INSEAD's Jacob Cohen, affiliate professor of accounting and control, and Beatriz Borovia, research associate, explain how the Gucci saga turned into one of the bloodiest and most dramatic clashes ever in the fashion industry.
The Gucci story began in Florence in the 1920s when Guccio Gucci set up a small luggage shop. The year 1953 marked the opening of the company's first overseas store in New York. Over the next two decades Gucci became an internationally known luxury brand with a glamorous clientele.
More recently, its history has been marred by feuding and self-destruction. When Gucci died in 1953 he left the control of the company to his sons. Family conflicts undermined its image and sales performance and it was finally sold to an Arab-backed investment company, which brought in new management that restored Gucci to its former glory.
As the new president and CEO, Domenico De Sole refocused attention on the quality of the brand while streamlining the back-end of the business and expanding the network of directly operated stores. Tom Ford, Gucci's creative director, designed a lifestyle brand for the hedonistic, urban-dwelling fashionistas emblematic of Gucci's past.

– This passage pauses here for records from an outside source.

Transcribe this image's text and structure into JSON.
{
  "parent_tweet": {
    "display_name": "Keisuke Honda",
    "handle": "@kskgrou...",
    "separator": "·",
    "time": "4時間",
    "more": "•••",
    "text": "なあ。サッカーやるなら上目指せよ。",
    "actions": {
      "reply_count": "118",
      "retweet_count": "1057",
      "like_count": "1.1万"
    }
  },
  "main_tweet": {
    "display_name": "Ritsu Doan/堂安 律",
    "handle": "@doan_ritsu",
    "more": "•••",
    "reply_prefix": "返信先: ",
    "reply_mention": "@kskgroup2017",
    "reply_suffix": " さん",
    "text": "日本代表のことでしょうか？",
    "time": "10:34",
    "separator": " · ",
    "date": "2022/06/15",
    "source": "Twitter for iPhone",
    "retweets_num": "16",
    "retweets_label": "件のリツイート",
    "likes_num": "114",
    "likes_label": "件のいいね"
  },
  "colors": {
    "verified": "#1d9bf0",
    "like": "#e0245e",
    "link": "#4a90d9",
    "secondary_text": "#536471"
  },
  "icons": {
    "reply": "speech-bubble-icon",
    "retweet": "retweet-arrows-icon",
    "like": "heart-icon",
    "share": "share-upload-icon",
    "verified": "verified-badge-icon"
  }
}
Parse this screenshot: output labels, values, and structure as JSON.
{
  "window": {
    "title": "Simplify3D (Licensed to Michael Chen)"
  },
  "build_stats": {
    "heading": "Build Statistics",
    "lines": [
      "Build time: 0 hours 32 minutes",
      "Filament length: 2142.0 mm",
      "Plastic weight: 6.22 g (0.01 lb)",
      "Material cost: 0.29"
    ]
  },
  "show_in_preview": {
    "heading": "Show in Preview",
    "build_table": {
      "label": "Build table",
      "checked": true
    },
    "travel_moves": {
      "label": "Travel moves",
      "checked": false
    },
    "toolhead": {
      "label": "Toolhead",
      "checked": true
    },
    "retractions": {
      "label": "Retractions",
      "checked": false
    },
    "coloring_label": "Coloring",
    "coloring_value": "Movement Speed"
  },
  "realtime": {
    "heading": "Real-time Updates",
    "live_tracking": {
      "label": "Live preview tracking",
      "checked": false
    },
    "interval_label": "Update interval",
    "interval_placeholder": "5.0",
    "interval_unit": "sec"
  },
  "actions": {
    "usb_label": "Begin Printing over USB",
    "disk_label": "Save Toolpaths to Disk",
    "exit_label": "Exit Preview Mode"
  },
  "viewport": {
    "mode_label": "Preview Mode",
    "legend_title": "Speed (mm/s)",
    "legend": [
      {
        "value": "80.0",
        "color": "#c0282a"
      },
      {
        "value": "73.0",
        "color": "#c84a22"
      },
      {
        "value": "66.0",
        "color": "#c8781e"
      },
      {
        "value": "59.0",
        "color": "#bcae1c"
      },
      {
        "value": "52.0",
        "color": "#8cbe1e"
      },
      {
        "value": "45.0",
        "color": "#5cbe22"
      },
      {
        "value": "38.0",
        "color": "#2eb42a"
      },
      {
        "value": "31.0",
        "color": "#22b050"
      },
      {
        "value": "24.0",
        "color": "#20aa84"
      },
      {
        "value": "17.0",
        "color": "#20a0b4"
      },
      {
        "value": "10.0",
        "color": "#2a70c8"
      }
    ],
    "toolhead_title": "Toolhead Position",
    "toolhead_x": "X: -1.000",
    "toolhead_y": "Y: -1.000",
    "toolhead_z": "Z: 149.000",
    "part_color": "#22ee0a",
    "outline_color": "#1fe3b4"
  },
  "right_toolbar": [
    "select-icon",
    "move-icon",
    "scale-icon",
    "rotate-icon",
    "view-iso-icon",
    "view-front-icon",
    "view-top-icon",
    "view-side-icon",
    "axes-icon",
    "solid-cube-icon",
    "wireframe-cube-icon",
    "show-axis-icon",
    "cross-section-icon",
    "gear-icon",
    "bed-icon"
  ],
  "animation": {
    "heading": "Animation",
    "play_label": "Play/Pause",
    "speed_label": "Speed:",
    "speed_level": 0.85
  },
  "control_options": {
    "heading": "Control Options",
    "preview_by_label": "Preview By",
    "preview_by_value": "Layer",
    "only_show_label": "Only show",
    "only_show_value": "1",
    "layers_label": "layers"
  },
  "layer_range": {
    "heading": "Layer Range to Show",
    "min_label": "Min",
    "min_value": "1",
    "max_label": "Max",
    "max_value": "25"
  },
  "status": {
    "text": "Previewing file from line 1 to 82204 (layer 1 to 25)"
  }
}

Ford's fashion flair coupled with De Sole's financial expertise revived Gucci's lost allure, moving the company from a net loss to a $195 million net profit and $1.04 billion in revenues in 1998. In 1999, the creation of the Gucci Group took off with the acquisition of Sergio Rossi, an Italian manufacturer of high-end shoes and Sanofi Beauté, the holding company of Yves Saint Laurent.
Just one year later, Gucci became a take-over target when Bernard Arnault's LVMH group (Louis Vuitton Moët Hennessy) successively raised its stake in Gucci to 34.4%, becoming the largest shareholder. When LVMH asked for a nominee to be appointed to Gucci's supervisory board, De Sole saw Arnault's move as a way to seek control the group without paying a premium or making a full bid. He struck back by setting up an employee stock ownership plan, effectively diluting LVMH's stake to 25% and shifting power to minority shareholders.
To fend off unwanted advances, De Sole instigated talks with prospective white knights. This resulted in the Pinault group (PPR) - another industry leader - agreeing to buy 40% of Gucci's outstanding share capital. Amid mounting tension and international court rulings, PPR then purchased all LVMH's shares as well as the outstanding common shares, thereby increasing its stakes in Gucci to 99.39%.
But trouble was in the offing. First, the September 11th terrorist attacks jeopardized the economic prospects of the luxury goods industry. Two years later, it was announced that De Sole and Ford were leaving the group. Could Gucci's identity and success be sustained after their departure?